Já o José Eugênio Soares é da mesma estirpe do Caetano Veloso. Ninguém em sã consciência irá negar o valor indiscutível deles, como artistas. Mas ambos, tão distintos fisicamente, têm em comum a mesma megalomania. Sugiro-lhe, caro leitor: quer enriquecer? Então compre qualquer um deles por aquilo que ele efetivamente vale no mercado e, depois, o revenda por aquilo que ele pensa que vale. Você ficará milionário!

Pois nenhum deles seria meu candidato à Academia Brasileira de Letras. Ligasse ele para essas coisas e eu faria lobby pelo Millôr Fernandes, este, sim, o brasileiro mais adequado a ocupar uma das cadeiras daquela casa que já recebeu até outro distinto velhinho, que, embora não seja escritor, tinha uma qualidade rara entre os brasileiros de hoje: era amante dos livros. O Millôr, que nasceu Milton e já foi Emmanel Vão Gôgo, deu à cultura brasileira tanto que muito Ruy Castro só estava esperando o homem dar sua última boutade, como diria o Chico, com quem, aliás, o Millôr já trocou socos,  para biografá-lo. Em livro de vários tomos. Um para o “Dicionovário”, outro para o “Ministério de perguntas cretinas”, outro para suas “Composições Infantis” e mais não sei quantos para seus desenhos, que, fosse ele norte-americano, e estariam no New Yorker, a fazer sombra ao Saul Steinberg. Mas isso fica por conta do Ruy.

É claro que eu poderia fazer lobby para mim mesmo, como o Sarney.

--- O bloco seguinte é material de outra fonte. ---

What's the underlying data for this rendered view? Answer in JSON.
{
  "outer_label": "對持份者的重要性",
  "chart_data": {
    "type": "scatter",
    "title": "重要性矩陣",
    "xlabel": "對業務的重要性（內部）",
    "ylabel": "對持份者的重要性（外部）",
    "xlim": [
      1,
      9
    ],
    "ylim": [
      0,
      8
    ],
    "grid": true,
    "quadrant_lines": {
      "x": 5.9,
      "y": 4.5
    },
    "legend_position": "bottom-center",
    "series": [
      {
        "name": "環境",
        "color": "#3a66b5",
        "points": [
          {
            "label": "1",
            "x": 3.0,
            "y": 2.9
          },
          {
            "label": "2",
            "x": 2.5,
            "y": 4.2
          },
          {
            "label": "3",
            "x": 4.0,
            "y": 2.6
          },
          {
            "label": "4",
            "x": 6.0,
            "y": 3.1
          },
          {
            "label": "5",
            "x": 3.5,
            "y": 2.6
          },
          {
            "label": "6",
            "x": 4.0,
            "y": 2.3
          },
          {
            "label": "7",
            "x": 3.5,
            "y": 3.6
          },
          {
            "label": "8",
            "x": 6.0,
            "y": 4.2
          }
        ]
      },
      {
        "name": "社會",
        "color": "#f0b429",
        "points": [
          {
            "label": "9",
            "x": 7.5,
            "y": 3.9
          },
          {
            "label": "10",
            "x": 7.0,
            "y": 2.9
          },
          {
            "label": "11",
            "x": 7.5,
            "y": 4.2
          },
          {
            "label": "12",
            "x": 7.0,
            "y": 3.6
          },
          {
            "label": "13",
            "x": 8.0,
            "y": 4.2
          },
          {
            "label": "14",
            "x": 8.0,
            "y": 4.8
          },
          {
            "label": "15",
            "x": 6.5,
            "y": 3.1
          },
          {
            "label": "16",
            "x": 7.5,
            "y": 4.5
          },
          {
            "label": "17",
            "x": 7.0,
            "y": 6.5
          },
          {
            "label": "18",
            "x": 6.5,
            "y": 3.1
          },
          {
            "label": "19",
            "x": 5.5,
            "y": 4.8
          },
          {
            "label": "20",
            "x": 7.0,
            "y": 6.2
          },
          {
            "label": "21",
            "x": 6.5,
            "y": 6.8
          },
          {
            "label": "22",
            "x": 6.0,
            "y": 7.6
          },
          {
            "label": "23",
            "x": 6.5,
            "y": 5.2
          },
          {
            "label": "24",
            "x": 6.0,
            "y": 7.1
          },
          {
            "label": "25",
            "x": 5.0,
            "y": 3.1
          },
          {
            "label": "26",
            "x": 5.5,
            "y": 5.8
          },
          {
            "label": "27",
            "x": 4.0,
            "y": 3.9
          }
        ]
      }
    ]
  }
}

Bastaria uma dose diária do mesmo tônico que o Jô e o Caê tomam em silêncio e lá estaria eu percorrendo os corredores da Casa de Machado de Assis a mostrar a meus futuros colegas o respeitável currículo que ostento. Livros de contos? Tenho vários. De crônicas? De poesia? Infantis? Juvenis? Em português ou em outra língua? Viktor var en meget kvikk og livlig gutt. Han var nærmere fem år gammel, og var beveget av en uforstoppelig nysgjerrighet, como eles iniciaram, na Noruega, um livro infantil chamado Doc Vik.  “Quer que traduza?”, perguntaria eu ao Paulo Coelho, vingando-me das prateleiras e mais prateleiras dos livros do homem que aparecem em todas as livrarias de Oslo. Um acinte!

Sabemos, aliás, todos os que escrevemos como é terrível esse momento de quererem publicar nossos livros em outro país. Imagine alguém pretendendo mostrar aos japoneses, amantes que são da bossa nova, algum trecho meu, em que, com a ironia que me compete, falo de coisas mundanas. Como seria isso dito na língua deles? E como eu poderia saber se o tradutor foi fiel às minhas ideias e a meus propósitos? Sei muito bem que tradutore, traditore, mas ser traído por algum samurai é morte na certa!

Mas voltemos ao Millôr, cuja verve é simplesmente imorredoura: “Morte súbita é aquela em que a pessoa morre sem o auxílio dos médicos” disse ele premonitoriamente. Aí veio um médico e assinou atestado dizendo que ele morreu de parada cardíaca. Algo bem adequado a um humorista.